Oculus Quest virtual workspace app Immersed now lets you bring in your real keyboard!
Immersed is an app that lets you and your team bring your monitors into a shared virtual workspace. Uniquely, it even gives you up to 5 extra virtual monitors- something once considered impossible to do performantly with the Windows OS. It’s priced at $15/month/person for a team of up to 4, or $30/month/person for larger teams.
There’s also a free version for solo use, though it’s limited to 1 additional virtual monitor.
Quest headsets have built-in controller-free hand tracking. Immersed has you hold down specific keys with your right index finger so it can place the virtual keyboard at the same relative position. Doing so entails awkwardly peeking through the headset’s nose gap- developers can’t show passthrough mode yet.
It’s a manual calibration, and you’ll need to recalibrate if you change your Guardian safety boundaries or move the keyboard’s position. It also uses a preset keyboard model, so the non-alphanumeric keys won’t precisely line up unless your keyboard matches the model.

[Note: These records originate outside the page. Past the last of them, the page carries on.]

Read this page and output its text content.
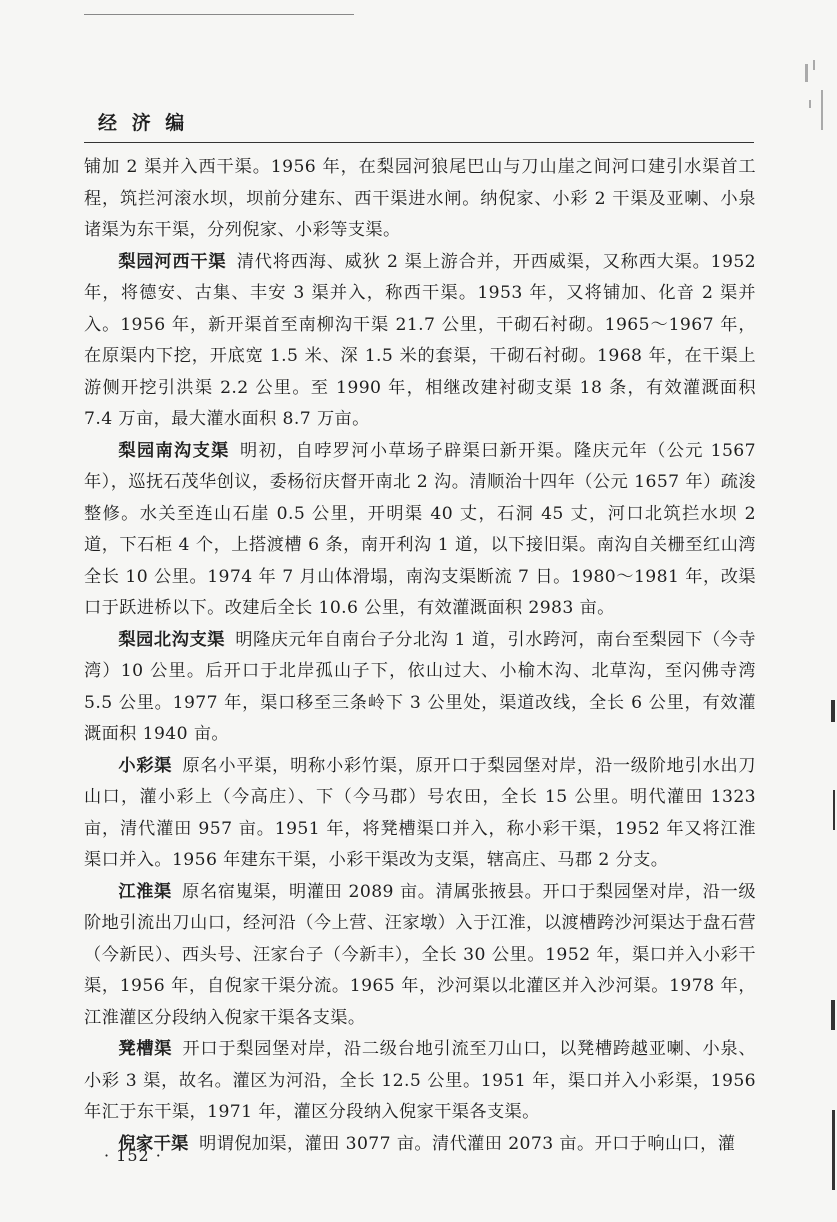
经 济 编

铺加 2 渠并入西干渠。1956 年，在梨园河狼尾巴山与刀山崖之间河口建引水渠首工程，筑拦河滚水坝，坝前分建东、西干渠进水闸。纳倪家、小彩 2 干渠及亚喇、小泉诸渠为东干渠，分列倪家、小彩等支渠。

梨园河西干渠 清代将西海、威狄 2 渠上游合并，开西威渠，又称西大渠。1952 年，将德安、古集、丰安 3 渠并入，称西干渠。1953 年，又将铺加、化音 2 渠并入。1956 年，新开渠首至南柳沟干渠 21.7 公里，干砌石衬砌。1965～1967 年，在原渠内下挖，开底宽 1.5 米、深 1.5 米的套渠，干砌石衬砌。1968 年，在干渠上游侧开挖引洪渠 2.2 公里。至 1990 年，相继改建衬砌支渠 18 条，有效灌溉面积 7.4 万亩，最大灌水面积 8.7 万亩。

梨园南沟支渠 明初，自哱罗河小草场子辟渠曰新开渠。隆庆元年（公元 1567 年），巡抚石茂华创议，委杨衍庆督开南北 2 沟。清顺治十四年（公元 1657 年）疏浚整修。水关至连山石崖 0.5 公里，开明渠 40 丈，石洞 45 丈，河口北筑拦水坝 2 道，下石柜 4 个，上搭渡槽 6 条，南开利沟 1 道，以下接旧渠。南沟自关栅至红山湾全长 10 公里。1974 年 7 月山体滑塌，南沟支渠断流 7 日。1980～1981 年，改渠口于跃进桥以下。改建后全长 10.6 公里，有效灌溉面积 2983 亩。

梨园北沟支渠 明隆庆元年自南台子分北沟 1 道，引水跨河，南台至梨园下（今寺湾）10 公里。后开口于北岸孤山子下，依山过大、小榆木沟、北草沟，至闪佛寺湾 5.5 公里。1977 年，渠口移至三条岭下 3 公里处，渠道改线，全长 6 公里，有效灌溉面积 1940 亩。

小彩渠 原名小平渠，明称小彩竹渠，原开口于梨园堡对岸，沿一级阶地引水出刀山口，灌小彩上（今高庄）、下（今马郡）号农田，全长 15 公里。明代灌田 1323 亩，清代灌田 957 亩。1951 年，将凳槽渠口并入，称小彩干渠，1952 年又将江淮渠口并入。1956 年建东干渠，小彩干渠改为支渠，辖高庄、马郡 2 分支。

江淮渠 原名宿嵬渠，明灌田 2089 亩。清属张掖县。开口于梨园堡对岸，沿一级阶地引流出刀山口，经河沿（今上营、汪家墩）入于江淮，以渡槽跨沙河渠达于盘石营（今新民）、西头号、汪家台子（今新丰），全长 30 公里。1952 年，渠口并入小彩干渠，1956 年，自倪家干渠分流。1965 年，沙河渠以北灌区并入沙河渠。1978 年，江淮灌区分段纳入倪家干渠各支渠。

凳槽渠 开口于梨园堡对岸，沿二级台地引流至刀山口，以凳槽跨越亚喇、小泉、小彩 3 渠，故名。灌区为河沿，全长 12.5 公里。1951 年，渠口并入小彩渠，1956 年汇于东干渠，1971 年，灌区分段纳入倪家干渠各支渠。

倪家干渠 明谓倪加渠，灌田 3077 亩。清代灌田 2073 亩。开口于响山口，灌

· 152 ·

Those minor disclaimers aside, the result feels like the best typing experience in a publicly available VR app. Since you see both the keyboard and your hands you no longer need to touch type. Trying it out in a Quest 2 with the Elite Strap, I could see myself working in Immersed for hours. The virtual monitors feature finally delivers the infinite workspace promised by science fiction.
In a demonstration posted to reddit, Immersed founder Renji Bijoy demonstrated typing at 164 words per minute using this new feature – roughly 4x the average typing speed. Bijoy says that’s about on par with his typing speed outside VR, to be clear.

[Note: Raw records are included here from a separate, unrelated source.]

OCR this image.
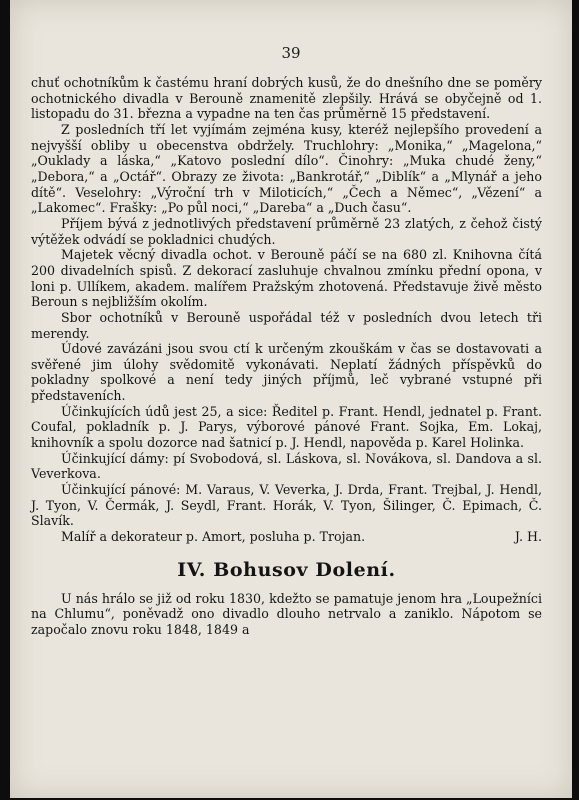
39

chuť ochotníkům k častému hraní dobrých kusů, že do dnešního dne se poměry ochotnického divadla v Berouně znamenitě zlepšily. Hrává se obyčejně od 1. listopadu do 31. března a vypadne na ten čas průměrně 15 představení.

Z posledních tří let vyjímám zejména kusy, kteréž nejlepšího provedení a nejvyšší obliby u obecenstva obdržely. Truchlohry: „Monika,“ „Magelona,“ „Ouklady a láska,“ „Katovo poslední dílo“. Činohry: „Muka chudé ženy,“ „Debora,“ a „Octář“. Obrazy ze života: „Bankrotář,“ „Diblík“ a „Mlynář a jeho dítě“. Veselohry: „Výroční trh v Miloticích,“ „Čech a Němec“, „Vězení“ a „Lakomec“. Frašky: „Po půl noci,“ „Dareba“ a „Duch času“.

Příjem bývá z jednotlivých představení průměrně 23 zlatých, z čehož čistý výtěžek odvádí se pokladnici chudých.

Majetek věcný divadla ochot. v Berouně páčí se na 680 zl. Knihovna čítá 200 divadelních spisů. Z dekorací zasluhuje chvalnou zmínku přední opona, v loni p. Ullíkem, akadem. malířem Pražským zhotovená. Představuje živě město Beroun s nejbližším okolím.

Sbor ochotníků v Berouně uspořádal též v posledních dvou letech tři merendy.

Údové zavázáni jsou svou ctí k určeným zkouškám v čas se dostavovati a svěřené jim úlohy svědomitě vykonávati. Neplatí žádných příspěvků do pokladny spolkové a není tedy jiných příjmů, leč vybrané vstupné při představeních.

Účinkujících údů jest 25, a sice: Ředitel p. Frant. Hendl, jednatel p. Frant. Coufal, pokladník p. J. Parys, výborové pánové Frant. Sojka, Em. Lokaj, knihovník a spolu dozorce nad šatnicí p. J. Hendl, napověda p. Karel Holinka.

Účinkující dámy: pí Svobodová, sl. Láskova, sl. Novákova, sl. Dandova a sl. Veverkova.

Účinkující pánové: M. Varaus, V. Veverka, J. Drda, Frant. Trejbal, J. Hendl, J. Tyon, V. Čermák, J. Seydl, Frant. Horák, V. Tyon, Šilinger, Č. Epimach, Č. Slavík.

Malíř a dekorateur p. Amort, posluha p. Trojan.	J. H.

IV. Bohusov Dolení.

U nás hrálo se již od roku 1830, kdežto se pamatuje jenom hra „Loupežníci na Chlumu“, poněvadž ono divadlo dlouho netrvalo a zaniklo. Nápotom se započalo znovu roku 1848, 1849 a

Companies like Facebook and HTC pitch virtual reality in the long term as a replacement for physical offices. Enabling full-speed text entry is necessary to meet this goal. Finding a VR-native way to type is an area of active exploration, but for the near future bringing the keyboards people already know how to use is likely going to be more practical.
Facebook plans to ship experimental system-level support for a specific Logitech keyboard later this year, using computer vision. That means it shouldn’t need manual calibration and can match the precise key layout- but that keyboard is priced at $60. Right now, today, you can use Immersed with the keyboard you already own.